Intro

Yesterday two sisters had a brain storm. After eating our weight in Easter chocolate we came together with a similar conclusion in an instant: "We better do something about our fat asses right NOW!" We've both struggled individually over a decade with our weight and this time we are teaming up to battle the bulge. The decision to blog about it in an open forum, instead of the Weight Watchers site is so we can be brutally honest. This is going to be one hilarious weight loss trip.

Sunday, August 14, 2011

Weight of the World

Not by any means am I well read with today's current events. I skim headlines on the internet and read just a few magazines to try to stay on top of things. I could not intelligently discuss the war in Iraq, global warming or truly get into what's going on in Somalia. I'm a mother of two running my own business from home and for 16 weeks now trying to lose an incredible amount of weight. My time is precious and spare time comes in fleeting moments that they are then used for taking deep breaths or having a 60 second catch-up with my husband.

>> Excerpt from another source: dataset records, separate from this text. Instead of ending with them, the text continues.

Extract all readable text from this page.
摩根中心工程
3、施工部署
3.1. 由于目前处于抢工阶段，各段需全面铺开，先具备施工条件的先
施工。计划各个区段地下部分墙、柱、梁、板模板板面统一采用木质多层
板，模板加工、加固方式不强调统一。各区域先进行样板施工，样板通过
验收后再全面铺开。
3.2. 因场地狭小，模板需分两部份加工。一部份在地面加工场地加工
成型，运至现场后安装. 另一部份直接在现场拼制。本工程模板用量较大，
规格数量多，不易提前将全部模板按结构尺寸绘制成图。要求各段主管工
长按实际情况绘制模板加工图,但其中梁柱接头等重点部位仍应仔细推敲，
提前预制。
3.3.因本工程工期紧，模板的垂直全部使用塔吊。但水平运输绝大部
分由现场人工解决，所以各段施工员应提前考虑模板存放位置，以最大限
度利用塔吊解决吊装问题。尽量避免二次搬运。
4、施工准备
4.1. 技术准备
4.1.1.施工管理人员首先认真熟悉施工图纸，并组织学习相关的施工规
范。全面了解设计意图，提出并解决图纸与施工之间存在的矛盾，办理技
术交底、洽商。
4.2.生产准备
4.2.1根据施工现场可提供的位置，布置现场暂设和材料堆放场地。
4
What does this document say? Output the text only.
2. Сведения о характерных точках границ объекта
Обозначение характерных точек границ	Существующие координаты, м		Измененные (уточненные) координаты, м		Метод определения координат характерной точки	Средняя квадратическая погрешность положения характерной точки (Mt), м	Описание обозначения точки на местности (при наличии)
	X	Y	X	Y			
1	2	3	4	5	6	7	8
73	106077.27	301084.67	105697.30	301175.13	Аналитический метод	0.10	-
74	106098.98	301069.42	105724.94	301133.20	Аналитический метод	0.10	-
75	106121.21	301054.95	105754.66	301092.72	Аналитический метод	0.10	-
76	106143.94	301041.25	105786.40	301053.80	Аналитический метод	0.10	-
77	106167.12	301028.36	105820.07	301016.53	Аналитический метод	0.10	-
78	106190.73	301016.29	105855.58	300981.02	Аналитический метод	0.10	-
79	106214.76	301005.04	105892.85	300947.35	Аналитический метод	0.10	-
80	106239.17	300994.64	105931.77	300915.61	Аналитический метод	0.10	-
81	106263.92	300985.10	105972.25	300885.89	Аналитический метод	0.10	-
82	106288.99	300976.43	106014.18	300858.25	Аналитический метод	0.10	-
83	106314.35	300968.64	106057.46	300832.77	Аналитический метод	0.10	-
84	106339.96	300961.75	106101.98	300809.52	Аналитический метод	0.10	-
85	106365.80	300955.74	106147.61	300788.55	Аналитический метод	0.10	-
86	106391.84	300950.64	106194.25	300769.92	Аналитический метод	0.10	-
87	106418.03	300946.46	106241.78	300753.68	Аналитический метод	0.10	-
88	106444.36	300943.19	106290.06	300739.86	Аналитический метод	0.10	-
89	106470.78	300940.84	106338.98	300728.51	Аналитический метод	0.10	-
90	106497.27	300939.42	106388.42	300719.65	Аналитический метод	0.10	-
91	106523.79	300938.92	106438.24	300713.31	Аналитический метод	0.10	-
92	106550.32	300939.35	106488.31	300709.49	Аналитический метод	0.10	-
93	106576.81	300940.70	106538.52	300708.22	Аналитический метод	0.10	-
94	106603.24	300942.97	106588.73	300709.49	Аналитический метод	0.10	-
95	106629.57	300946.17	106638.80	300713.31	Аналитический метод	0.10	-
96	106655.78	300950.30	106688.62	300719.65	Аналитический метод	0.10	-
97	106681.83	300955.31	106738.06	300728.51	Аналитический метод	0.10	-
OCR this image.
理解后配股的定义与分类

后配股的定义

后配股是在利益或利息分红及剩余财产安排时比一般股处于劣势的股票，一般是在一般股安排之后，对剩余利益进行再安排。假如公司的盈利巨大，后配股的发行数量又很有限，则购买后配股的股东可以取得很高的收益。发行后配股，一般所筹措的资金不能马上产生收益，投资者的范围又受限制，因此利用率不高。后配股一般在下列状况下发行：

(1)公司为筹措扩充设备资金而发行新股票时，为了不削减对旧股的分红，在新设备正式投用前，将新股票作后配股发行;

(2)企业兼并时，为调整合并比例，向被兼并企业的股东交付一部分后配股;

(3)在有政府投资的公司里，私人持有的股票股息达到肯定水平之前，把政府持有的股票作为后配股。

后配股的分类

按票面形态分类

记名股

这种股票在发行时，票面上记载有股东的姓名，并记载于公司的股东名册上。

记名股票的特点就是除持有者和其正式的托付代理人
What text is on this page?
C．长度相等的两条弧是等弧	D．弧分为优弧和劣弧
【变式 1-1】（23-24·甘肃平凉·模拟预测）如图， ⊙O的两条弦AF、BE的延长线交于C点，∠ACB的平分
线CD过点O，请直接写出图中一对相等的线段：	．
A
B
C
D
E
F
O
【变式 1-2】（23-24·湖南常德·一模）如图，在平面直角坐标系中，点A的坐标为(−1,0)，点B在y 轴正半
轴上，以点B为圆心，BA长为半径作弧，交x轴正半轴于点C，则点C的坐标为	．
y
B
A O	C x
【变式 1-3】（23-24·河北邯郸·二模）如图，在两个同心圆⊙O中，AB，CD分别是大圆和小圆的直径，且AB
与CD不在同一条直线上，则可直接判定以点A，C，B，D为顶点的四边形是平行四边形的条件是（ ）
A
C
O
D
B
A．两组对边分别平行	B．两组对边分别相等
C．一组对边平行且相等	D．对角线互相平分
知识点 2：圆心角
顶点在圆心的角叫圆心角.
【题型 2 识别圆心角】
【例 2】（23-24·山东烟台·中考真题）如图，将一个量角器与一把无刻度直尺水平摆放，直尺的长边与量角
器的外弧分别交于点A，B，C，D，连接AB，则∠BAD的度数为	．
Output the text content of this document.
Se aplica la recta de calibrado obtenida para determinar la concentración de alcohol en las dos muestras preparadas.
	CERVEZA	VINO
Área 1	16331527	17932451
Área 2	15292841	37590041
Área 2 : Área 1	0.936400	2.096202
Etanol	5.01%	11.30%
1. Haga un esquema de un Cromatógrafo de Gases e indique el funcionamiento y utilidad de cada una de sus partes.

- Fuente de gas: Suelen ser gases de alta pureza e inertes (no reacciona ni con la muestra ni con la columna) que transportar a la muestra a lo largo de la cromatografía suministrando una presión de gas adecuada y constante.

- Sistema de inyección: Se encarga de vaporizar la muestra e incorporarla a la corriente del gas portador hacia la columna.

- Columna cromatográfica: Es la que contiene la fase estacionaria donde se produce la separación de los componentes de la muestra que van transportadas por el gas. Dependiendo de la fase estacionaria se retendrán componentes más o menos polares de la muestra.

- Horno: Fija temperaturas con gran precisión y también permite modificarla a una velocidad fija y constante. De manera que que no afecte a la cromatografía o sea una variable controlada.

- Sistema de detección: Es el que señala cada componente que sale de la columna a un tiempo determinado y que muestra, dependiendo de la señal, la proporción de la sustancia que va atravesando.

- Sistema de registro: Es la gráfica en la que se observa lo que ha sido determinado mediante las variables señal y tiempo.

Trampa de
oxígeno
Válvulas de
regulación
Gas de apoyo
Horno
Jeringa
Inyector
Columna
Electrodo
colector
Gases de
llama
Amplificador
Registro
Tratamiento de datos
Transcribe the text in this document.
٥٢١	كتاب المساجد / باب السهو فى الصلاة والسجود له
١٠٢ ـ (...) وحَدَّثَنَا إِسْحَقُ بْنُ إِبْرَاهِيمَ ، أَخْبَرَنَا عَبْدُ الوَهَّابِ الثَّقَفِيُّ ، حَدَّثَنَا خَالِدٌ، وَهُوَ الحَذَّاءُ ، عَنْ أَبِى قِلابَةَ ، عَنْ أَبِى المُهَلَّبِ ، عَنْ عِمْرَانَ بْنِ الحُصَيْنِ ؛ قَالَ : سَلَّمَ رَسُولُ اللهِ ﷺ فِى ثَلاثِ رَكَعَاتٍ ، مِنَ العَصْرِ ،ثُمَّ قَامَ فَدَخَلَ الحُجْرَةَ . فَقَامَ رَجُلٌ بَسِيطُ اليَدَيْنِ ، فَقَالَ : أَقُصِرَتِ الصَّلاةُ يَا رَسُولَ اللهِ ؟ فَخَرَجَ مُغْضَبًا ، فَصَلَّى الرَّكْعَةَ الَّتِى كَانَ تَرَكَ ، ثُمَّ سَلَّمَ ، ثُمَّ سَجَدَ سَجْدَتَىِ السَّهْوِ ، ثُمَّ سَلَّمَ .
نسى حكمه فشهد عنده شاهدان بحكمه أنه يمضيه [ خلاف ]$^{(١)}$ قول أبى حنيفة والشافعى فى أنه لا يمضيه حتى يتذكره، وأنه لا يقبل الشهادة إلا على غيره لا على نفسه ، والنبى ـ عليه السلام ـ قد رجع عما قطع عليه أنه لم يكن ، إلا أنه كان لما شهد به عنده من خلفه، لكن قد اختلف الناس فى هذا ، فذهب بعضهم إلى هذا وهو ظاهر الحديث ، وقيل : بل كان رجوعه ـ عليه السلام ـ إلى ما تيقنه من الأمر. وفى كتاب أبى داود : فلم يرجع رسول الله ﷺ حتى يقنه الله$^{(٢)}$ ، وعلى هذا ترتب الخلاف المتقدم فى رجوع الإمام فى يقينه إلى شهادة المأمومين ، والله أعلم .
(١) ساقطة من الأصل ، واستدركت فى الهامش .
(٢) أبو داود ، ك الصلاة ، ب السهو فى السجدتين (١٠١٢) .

However, I do struggle with what seems like my minor problems compared to the weight of the worlds issues. Are polar bears doomed for extinction? What's happening in our oceans? Why are we growing more corn for fuel than for feeding starving people in the world? When did China become a super power? Why can't I recycle 4's and 5's? The list goes on. My daily food struggles about whether or not to eat a cookies seem so stupid when I think about women struggling in other parts of the world. Not only do I have days dealing with my on 'weight issues', but as a person who truly cares about the world and wanting a healthy and happy planet for my children I feel like I have days were the 'weight' of the world is on my shoulders also. How can my daily combats with food compare with the a soldier fighting for our freedom?

Today, it seemed an answer came to me and settled these introverted questions plaguing my brain. My day started with my dog having liquid diarrhea. P.S. My dog is a 90 lbs GSD. So, this diarrhea statement should not be taken lightly. Okay. That got cleaned up. Then after breakfast (yes we were actually able to eat after the clean-up) the family got a few errands done and I planned a roast chicken dinner tonight. At about 2:00 as I just finished cleaning up lunch and getting some things prepped for dinner a few things started happening all at once. First, the TV went black. Dead. We discussed replacing it previously, but now I was determined to just send my husband out to get a new TV and just stop dealing with broken stuff all over the house. So, off he went to Best Buy and I started getting dinner in the oven. Then the dog started with diarrhea again.... and again... and again. Up and down the stairs I flew restarting the carpet cleaner and trying to get dinner moving along at the same time. My kids were hungry and demanding food and screaming every time the dog was having an accident.

During all this time I did 4 loads of laundry, continually mopped floors, was trying a new recipe and fielded a few calls from my husband while he was at Best Buy. Mostly to tell me it was all going to cost more than we thought. Yippee! Now it's the evening and two kids are asleep, my dog has been gated to the downstairs and the rugs were pulled up (at one point he broke though the gate only to come upstairs and have more diarrhea in my bedroom) and the dishes are all done now.

Where the hell is the answer in this frantic miserable day? My weight issues can't possibly compare to the weight of the world. But this is my life. No politician came into my house and cleaned up the poo. Gordon Ramsey didn't show up and make dinner for me. Jillian Michaels didn't come over for a training session. Today I was dealt a 'shitty' hand in more ways then one. Some days that's just how it goes. And amongst all the chaos I figured out my place in the world. Right now I can do the world good by staying on the weight loss path. I need to be the best me and continue to loose the weight, get fit and healthy. If everyone tried a little harder to be a better person/a healthier person imagine what a wonderful place this planet would be? I know I'm just one little person on the Earth with billions of others, but I have to trust we can all make a difference. Now that I'm thinking smaller about the 'weight issues' of the world I feel a little lighter. I don't know all what the future will hold, but this I do know. I will continue to loose weight and be the best human being I can be. Only good can spread from it and hopefully someone else will feel a little lighter tomorrow.